Summer

During summer our data suggested that the upper critical temperature (T_uc) was higher than 35°C. The lowest rates of oxygen consumption at T_a = 35°C occurred after 1.5 to 2.5 hours of exposure to that temperature. Prolonged exposure to this temperature in summer did not make animals restless, and their rate of oxygen consumption was very stable throughout each measurement. Body temperature responses at T_a = 35°C were recorded from two males and two females that had implanted radio transmitters. With the exception of one male, T_b's were maintained near 38°C ([Figure 6]). The one exception (a male) maintained its T_b at 39.3°C. At T_a = 35°C, summer males had rates of evaporative water loss that were lower than those of summer females ([Figure 4]). At this temperature, males dissipated 35% ± 6% and females 56% ± 18% of their metabolic heat via evaporative water loss. Thus, at T_a = 35°C, males must have utilized modes of heat transfer other than evaporative cooling (convective and conductive heat transfer) to a greater extent than females.

Winter

Body temperature, evaporative water loss, and metabolic data indicated that, in winter, T_uc was very close to 35°C. In winter, the lowest level of oxygen consumption was recorded during the first hour after the chamber had reached T_a = 35°C. Unlike summer, animals became restless after the first hour at 35°C, at which point their oxygen consumption increased and showed a high degree of variability. Body temperature responses at 35°C were recorded from both females that had implanted radio transmitters. In one case, T_b rose from 37.9°C at the end of the first hour to 40.5°C by the end of the second hour, and as it did not show signs of leveling off, we terminated the experiment. We exposed that same animal to T_a = 35°C one other time during winter. In that instance, its T_b rose to 40.0°C during the first 30 minutes and was maintained at that level for three hours with no apparent distress. The other female elevated its T_b from 37.3°C to 39.0°C during the second hour at T_a = 35°C and maintained its T_b at that level for two hours. Thus, during winter, prolonged exposure to T_a = 35°C stimulated more of an increase in T_b than it did in summer. During winter, both males and females increased evaporative water loss at T_a = 35°C ([Figure 5]) but only to the extent that they dissipated 35% ± 10% of their metabolic heat production. Thus, even in winter, convective and conductive heat transfers were still the most important modes of heat loss at this temperature.

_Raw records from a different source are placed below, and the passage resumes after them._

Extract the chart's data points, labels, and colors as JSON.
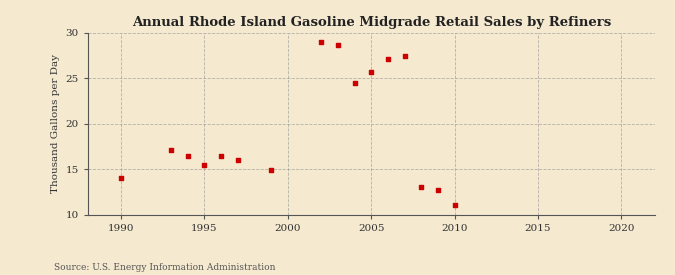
{
  "title": "Annual Rhode Island Gasoline Midgrade Retail Sales by Refiners",
  "ylabel": "Thousand Gallons per Day",
  "source": "Source: U.S. Energy Information Administration",
  "background_color": "#f5e9d0",
  "plot_bg_color": "#f5e9d0",
  "marker_color": "#cc0000",
  "grid_color": "#999999",
  "spine_color": "#555555",
  "xlim": [
    1988,
    2022
  ],
  "ylim": [
    10,
    30
  ],
  "xticks": [
    1990,
    1995,
    2000,
    2005,
    2010,
    2015,
    2020
  ],
  "yticks": [
    10,
    15,
    20,
    25,
    30
  ],
  "data_x": [
    1990,
    1993,
    1994,
    1995,
    1996,
    1997,
    1999,
    2002,
    2003,
    2004,
    2005,
    2006,
    2007,
    2008,
    2009,
    2010
  ],
  "data_y": [
    14.0,
    17.1,
    16.5,
    15.5,
    16.5,
    16.0,
    14.9,
    29.0,
    28.7,
    24.5,
    25.7,
    27.1,
    27.5,
    13.0,
    12.7,
    11.1
  ]
}
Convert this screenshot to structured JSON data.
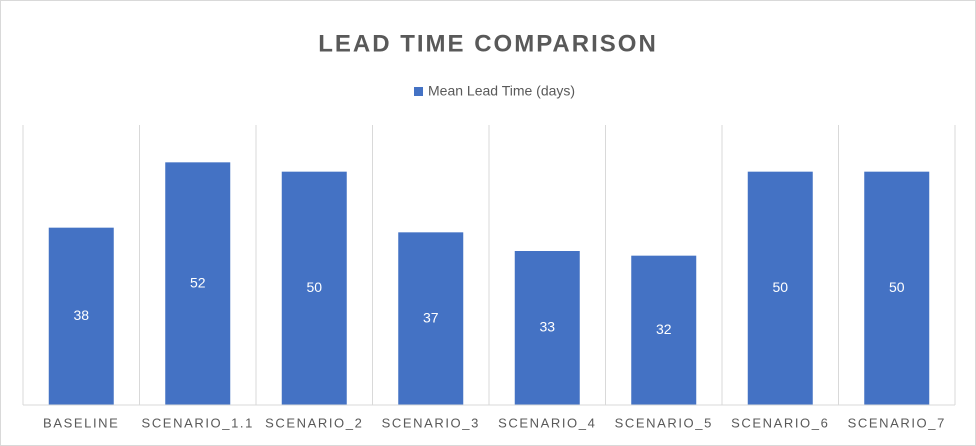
{
  "chart_data": {
    "type": "bar",
    "title": "LEAD TIME COMPARISON",
    "legend": "Mean Lead Time (days)",
    "categories": [
      "BASELINE",
      "SCENARIO_1.1",
      "SCENARIO_2",
      "SCENARIO_3",
      "SCENARIO_4",
      "SCENARIO_5",
      "SCENARIO_6",
      "SCENARIO_7"
    ],
    "values": [
      38,
      52,
      50,
      37,
      33,
      32,
      50,
      50
    ],
    "color": "#4472c4",
    "ylim": [
      0,
      60
    ],
    "grid": true
  }
}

Daily Cycle of Body Temperature

The daily cycle of raccoon T_b's during summer and winter are presented in [Figure 7]. In general, T_b's showed a marked circadian cycle in phase with photoperiod. T_b's rose above 38°C for several hours each night but remained below 38°C during daytime. During summer, with the exception of one female whose record was not typical ([Figure 7]), T_b's rose above 38°C shortly after sunset, whereas in winter T_b's did not rise above 38°C until several hours after sunset. Once T_b was elevated it usually remained so until just before or after sunrise ([Figure 7]). During summer, T_b was above 38°C for 85% or more of the time between sunset and sunrise (87% for the female with the typical body temperature pattern, and 85% and 98% for males), whereas in winter it was elevated for only 47%-78% of the time between sunset and sunrise (47% and 61% for females, and 67% and 78% for males). During night, T_b would oscillate between 38°C and about 39°C, such that two peak values occurred. These peak values presumably corresponded to two periods of heightened nighttime activity. During summer, one of these peaks occurred before and the other after 24:00 hours, whereas in winter both peaks occurred after 24:00 hours. With the exception of one female in winter ([Figure 7]), the lowest T_b of the day for both sexes was near 37°C, and this typically occurred during daytime ([Figure 7]).